One of the most common critiques of the Big Law business model cited by women who left is the aggressive push for billable hours. Difficult billable hour goals have historically been a reason why women have left Big Law.

Dionne Greene, senior counsel at Simon & Schuster Inc. who left Big Law’s Proskauer Rose in 2000, said moving in-house gave her the opportunity to be proactive versus reactive without pressure of billable hours.

“The hours to be billed, and therefore the money to be made, came due to emergencies. That’s when you really made your money because you had so many more hours,” she said. “So there was profit in chaos. So that created situations where you worked over the weekends, during holidays, very late nights or very early mornings. Because there’s a crisis and as a result, you had to throw a lot of people and a lot of time to solve it.

“If you were at Big Law, as a litigator, you seemingly went from crisis to crisis because that was the most profitable. If you were a good litigator, that was part of your strength, your ability to jump into something that was a total mess and sort it through and get the client confident in your abilities and create a game plan, but often out of chaos. For me, going in-house, I wasn’t averse to crisis management, but I wanted to be a player to help reduce the amount of crises that were popping up.”

Valuing Skillsets

Attorneys, especially women, also leave an Am Law 200 firm for an in-house role because the skills valued are vastly different, Olds Som said.

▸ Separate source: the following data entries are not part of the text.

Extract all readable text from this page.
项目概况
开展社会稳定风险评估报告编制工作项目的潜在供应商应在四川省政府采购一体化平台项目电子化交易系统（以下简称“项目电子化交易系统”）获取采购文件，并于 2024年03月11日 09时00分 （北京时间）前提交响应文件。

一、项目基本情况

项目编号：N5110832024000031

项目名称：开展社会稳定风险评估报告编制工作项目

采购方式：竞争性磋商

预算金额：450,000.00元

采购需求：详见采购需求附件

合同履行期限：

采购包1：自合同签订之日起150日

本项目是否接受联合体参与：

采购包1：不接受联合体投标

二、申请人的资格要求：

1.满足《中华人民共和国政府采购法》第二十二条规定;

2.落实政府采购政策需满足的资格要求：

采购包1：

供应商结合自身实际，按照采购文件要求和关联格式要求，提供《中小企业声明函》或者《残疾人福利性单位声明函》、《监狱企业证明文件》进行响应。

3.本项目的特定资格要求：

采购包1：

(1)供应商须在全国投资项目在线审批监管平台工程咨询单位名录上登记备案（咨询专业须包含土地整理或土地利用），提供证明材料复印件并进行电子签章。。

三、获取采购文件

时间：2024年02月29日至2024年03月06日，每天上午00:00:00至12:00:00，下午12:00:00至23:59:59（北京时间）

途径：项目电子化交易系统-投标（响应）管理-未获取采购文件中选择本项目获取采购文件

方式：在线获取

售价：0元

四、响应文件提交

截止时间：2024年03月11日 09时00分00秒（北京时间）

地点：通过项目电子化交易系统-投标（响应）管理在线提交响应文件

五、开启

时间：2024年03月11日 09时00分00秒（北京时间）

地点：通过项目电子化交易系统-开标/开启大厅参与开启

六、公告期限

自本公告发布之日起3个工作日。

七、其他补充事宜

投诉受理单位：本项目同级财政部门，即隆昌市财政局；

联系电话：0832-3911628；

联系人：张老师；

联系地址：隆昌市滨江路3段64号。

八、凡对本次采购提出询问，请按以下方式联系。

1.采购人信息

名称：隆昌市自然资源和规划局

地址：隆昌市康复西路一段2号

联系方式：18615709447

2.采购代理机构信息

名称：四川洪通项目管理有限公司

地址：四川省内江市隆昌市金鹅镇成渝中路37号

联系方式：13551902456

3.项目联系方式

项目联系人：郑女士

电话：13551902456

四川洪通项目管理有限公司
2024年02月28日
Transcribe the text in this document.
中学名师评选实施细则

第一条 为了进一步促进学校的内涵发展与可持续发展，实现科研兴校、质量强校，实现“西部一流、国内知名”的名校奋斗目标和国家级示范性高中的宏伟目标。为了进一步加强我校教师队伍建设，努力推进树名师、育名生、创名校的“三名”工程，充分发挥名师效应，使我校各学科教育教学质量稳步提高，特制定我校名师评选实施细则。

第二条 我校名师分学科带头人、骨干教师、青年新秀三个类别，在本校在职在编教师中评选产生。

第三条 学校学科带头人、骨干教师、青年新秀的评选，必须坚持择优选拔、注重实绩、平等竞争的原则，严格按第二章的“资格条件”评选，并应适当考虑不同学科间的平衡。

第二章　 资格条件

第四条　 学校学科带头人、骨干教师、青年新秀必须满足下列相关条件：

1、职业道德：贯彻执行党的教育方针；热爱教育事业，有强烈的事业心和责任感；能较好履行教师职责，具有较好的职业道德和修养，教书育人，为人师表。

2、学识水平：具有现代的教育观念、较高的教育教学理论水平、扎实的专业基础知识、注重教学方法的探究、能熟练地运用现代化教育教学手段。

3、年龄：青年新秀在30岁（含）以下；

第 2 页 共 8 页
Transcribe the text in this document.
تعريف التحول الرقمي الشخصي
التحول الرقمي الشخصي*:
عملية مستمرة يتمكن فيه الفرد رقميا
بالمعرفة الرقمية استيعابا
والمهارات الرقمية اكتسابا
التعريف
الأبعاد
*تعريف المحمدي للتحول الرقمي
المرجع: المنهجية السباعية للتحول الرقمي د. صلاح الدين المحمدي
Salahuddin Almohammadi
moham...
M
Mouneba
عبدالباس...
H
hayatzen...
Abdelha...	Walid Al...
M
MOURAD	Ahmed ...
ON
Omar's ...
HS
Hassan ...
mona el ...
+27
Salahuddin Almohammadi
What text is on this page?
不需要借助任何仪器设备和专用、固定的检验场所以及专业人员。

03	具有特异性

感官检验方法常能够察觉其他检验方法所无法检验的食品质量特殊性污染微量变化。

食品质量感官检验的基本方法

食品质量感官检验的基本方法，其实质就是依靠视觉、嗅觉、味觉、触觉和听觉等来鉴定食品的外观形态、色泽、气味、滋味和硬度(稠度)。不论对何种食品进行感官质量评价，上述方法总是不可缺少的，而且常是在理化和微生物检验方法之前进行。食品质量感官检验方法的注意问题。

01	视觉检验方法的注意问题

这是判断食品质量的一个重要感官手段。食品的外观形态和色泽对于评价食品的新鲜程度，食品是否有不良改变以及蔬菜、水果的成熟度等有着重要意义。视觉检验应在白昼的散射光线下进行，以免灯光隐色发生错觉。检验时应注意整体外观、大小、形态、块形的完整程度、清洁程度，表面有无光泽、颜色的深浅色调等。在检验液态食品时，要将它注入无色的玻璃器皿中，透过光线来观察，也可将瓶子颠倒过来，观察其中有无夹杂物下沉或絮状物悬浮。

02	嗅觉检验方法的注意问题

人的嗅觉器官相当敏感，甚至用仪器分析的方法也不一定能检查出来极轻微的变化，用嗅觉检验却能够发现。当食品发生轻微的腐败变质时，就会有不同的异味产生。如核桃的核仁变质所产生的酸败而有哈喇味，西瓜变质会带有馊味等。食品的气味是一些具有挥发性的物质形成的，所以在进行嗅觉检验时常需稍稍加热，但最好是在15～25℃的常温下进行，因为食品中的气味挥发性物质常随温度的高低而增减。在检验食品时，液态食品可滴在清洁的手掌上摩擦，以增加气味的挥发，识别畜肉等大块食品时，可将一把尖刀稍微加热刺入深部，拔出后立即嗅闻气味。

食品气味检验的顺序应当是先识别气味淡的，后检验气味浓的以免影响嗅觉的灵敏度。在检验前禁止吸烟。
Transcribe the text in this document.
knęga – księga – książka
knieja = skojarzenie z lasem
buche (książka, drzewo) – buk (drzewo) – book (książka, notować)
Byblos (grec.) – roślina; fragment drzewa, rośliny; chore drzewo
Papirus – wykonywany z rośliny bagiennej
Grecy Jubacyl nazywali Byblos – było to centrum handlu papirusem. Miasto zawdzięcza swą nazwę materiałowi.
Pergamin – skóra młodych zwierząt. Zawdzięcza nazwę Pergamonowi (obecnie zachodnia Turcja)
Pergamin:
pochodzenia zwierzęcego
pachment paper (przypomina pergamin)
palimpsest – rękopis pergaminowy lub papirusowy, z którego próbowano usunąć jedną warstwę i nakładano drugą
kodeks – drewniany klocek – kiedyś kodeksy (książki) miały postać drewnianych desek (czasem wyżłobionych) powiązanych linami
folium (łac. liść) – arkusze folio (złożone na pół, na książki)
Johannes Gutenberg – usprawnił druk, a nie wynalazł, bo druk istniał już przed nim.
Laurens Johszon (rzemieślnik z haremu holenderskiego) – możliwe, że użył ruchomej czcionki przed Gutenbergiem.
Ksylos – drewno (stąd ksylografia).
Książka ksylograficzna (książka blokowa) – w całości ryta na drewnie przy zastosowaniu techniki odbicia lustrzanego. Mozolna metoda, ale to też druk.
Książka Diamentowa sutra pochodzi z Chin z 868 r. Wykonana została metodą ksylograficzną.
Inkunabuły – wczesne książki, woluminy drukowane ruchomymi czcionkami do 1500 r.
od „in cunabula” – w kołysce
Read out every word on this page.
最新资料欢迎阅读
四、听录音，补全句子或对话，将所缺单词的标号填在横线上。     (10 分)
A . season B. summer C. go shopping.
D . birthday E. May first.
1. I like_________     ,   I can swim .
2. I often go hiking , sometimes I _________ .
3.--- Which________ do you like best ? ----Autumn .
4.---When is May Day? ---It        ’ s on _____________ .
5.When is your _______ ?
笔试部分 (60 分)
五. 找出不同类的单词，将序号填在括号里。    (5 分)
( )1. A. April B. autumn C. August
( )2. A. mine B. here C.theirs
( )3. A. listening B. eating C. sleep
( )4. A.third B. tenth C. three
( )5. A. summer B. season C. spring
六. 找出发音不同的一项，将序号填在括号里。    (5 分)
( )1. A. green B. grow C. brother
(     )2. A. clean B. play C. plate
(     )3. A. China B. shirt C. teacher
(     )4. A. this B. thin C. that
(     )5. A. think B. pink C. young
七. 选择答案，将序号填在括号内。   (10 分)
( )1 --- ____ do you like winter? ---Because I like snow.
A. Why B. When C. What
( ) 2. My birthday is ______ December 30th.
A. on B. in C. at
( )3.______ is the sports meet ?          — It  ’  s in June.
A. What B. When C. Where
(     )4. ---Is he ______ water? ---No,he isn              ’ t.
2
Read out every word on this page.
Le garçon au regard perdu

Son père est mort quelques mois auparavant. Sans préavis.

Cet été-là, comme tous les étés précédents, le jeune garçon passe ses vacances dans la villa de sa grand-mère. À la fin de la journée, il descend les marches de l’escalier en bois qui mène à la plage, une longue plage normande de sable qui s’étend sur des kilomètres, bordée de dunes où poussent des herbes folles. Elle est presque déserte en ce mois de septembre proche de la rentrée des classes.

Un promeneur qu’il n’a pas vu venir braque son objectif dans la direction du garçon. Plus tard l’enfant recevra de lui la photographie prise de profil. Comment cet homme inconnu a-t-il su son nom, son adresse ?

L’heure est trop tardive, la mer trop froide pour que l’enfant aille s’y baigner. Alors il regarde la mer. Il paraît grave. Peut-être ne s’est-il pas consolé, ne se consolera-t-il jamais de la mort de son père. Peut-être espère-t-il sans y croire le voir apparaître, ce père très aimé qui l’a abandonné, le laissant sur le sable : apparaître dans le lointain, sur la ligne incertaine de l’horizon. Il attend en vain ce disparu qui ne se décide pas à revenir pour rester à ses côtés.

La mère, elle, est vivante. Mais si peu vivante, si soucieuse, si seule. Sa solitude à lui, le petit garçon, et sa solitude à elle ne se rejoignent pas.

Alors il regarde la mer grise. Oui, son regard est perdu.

“The ability to bring in business and do business development and sort of navigate the law firm shark tank are things that Big Law values,” she said, adding that in-house jobs value emotional intelligence skills instead of just bringing in new business. “If you want to actually be valued for your ability to be a business counselor, to be a strategic adviser, to be a mentor and leader of other people and not just be valued as a revenue generating individual contributor, you will or probably have considered going in-house.”

In-house counsel also don’t worry about someone stealing their clients or not giving them client credit, which is a longstanding problem for women in Big Law, said Lauren Rikleen, president of the Rikleen Institute for Strategic Leadership, a consultancy group on workplace culture.

“You’re not fighting with somebody over client credit. You don’t have to worry that if you go out for dinner with a potential client and another person in your firm is going to try to take all the credit for bringing in that client’s work,” she said.

In-house opportunities will continue to be more competitive culturally in the talent war for women attorneys. Where Big Law culture is typically stiff and lags behind when it comes to change, in-house is more nimble, said Olds Som.

“As with other sea changes, like the industrial revolution, this shift is here to stay. This is a genie that’s not going to be put back in the bottle for anybody,” she said.